Nataliia Pylypenko, réfugiée ukrainienne, a trouvé l'asile à Paris avec ses deux petits enfants grâce à une très généreuse famille française. Depuis leur arrivée en France, le 15 mars 2022, Nataliia, professeur de langues étrangères, écrit tous les jours sur les évènements tragiques qui se déroulent dans son pays où son mari est resté. 

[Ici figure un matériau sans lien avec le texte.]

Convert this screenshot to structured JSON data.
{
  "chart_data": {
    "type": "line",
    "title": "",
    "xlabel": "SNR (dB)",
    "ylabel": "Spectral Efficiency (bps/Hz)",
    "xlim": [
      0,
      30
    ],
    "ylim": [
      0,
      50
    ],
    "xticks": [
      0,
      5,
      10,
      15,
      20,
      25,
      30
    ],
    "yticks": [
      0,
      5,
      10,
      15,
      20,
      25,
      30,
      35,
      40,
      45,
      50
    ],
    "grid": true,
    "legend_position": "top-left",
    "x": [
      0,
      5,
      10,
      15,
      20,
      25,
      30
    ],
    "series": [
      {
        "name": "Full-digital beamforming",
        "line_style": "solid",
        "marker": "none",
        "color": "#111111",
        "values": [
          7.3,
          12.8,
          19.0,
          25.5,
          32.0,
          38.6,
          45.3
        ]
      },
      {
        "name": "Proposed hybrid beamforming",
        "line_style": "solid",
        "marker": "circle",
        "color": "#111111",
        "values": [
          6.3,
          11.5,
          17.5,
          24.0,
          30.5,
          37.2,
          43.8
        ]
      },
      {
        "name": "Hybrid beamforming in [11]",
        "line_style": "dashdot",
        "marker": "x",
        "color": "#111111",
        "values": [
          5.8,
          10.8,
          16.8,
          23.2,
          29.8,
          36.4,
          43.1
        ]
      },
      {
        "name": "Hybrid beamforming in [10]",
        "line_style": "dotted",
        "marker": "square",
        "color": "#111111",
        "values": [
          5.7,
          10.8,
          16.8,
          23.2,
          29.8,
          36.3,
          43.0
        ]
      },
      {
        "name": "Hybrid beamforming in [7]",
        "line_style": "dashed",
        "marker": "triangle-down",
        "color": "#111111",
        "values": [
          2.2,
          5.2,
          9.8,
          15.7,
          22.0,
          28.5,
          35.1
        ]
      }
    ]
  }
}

Nataliia nous livre ici la traduction d'une partie d'un livre relatant des témoignages d'Ukrainiens vivant la guerre : "Plakhta", d'Iryna Govorukh

Le sud de l'Ukraine est associé à une enfance heureuse. Ce sont forcément des rassemblements bruyants avant le départ pour les vacances, un train surchauffé plein de gens avec les enfants partant au Sud, une steppe trop chaude, grise et verte (je me rappelle le sol si sec en été avec les fissures). Des herbes flexibles, des herbes à plumes velues, des parapluies ressemblant à des kurai (Kurai, solyanka (Sálsola) – une plante de la famille des Rosacées, des amarantes). Des pixels de couleurs jusqu'alors inconnues : petits, simples, rustiques. Certains ont de la bouillie de mil en guise de pétales. Les secondes sont des fleurs séchées sous forme de sablés et de gâteaux. Que dire, ce sont des terres libres.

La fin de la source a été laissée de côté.